After the Cape Colony was retaken from the UK in 1806 , Andrew Barnard was reappointed Colonial Secretary , but Anne did not accompany him there. He died there in 1807. She spent the rest of her life in London and died on May 6, 1825.

The series of letters, travelogues, oil paintings and drawings she produced were published in 1910 under the title South Africa a Century Ago .

The composer William Leeves, who composed the melody for the ballade Auld Robin Gray , stated in 1812 that it was written by Anne in 1772. It was published anonymously in 1783. Anne had announced herself as the author of this text in a letter to Sir Walter Scott two years before her death . Scott then edited it in two sequels for the Bannatyne Club text editing institute .

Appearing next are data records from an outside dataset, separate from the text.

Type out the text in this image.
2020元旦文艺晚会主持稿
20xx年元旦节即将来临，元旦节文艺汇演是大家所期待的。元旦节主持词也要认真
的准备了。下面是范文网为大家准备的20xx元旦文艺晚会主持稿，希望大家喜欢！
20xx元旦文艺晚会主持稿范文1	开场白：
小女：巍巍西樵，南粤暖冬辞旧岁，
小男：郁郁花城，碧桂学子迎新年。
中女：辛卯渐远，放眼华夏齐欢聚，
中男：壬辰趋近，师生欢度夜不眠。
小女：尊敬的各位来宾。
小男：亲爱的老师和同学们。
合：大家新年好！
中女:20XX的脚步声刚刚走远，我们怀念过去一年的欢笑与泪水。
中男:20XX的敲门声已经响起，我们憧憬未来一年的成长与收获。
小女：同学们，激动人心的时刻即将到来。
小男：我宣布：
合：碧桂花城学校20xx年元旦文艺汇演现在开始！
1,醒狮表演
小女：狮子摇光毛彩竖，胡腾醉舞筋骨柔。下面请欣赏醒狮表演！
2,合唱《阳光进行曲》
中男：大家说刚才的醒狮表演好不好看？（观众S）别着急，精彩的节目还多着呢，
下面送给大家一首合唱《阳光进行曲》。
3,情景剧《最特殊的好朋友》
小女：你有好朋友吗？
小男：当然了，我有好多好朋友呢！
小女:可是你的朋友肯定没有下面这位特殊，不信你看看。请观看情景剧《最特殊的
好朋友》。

One of Anne's oil paintings, believed to represent Raby Castle, the seat of the Barnard family

In Cape Town , Lady Anne's memory is kept alive in several ways. One chamber in the Castle of Good Hope is known as "Lady Anne Barnard's Ballroom". The name of a street in Newlands, a suburb of Cape Town where the Barnards lived, is "Lady Anne Avenue". A carved sculpture of her is on display in the foyer of the administrative center in the neighboring suburb of Claremont. The Banard's country estate, "Vineyard" is now part of a hotel.

Works

  • William Henry Wilkins (Ed.): South Africa a century ago. Letters written from the cape of good hope (1797-1801). Smith, Elder & Co, London 1910 ( archive.org ).
  • Margaret Lenta (Ed.): Paradise, the castle and the vineyard. Lady Anne Barnard's cape diaries. Wits University Press, Johannesburg 2006, ISBN 978-1-86814-390-0 .

Individual evidence

  1. ^ The Claremont Clarion ( Memento of July 23, 2011 in the Internet Archive ). June 2010.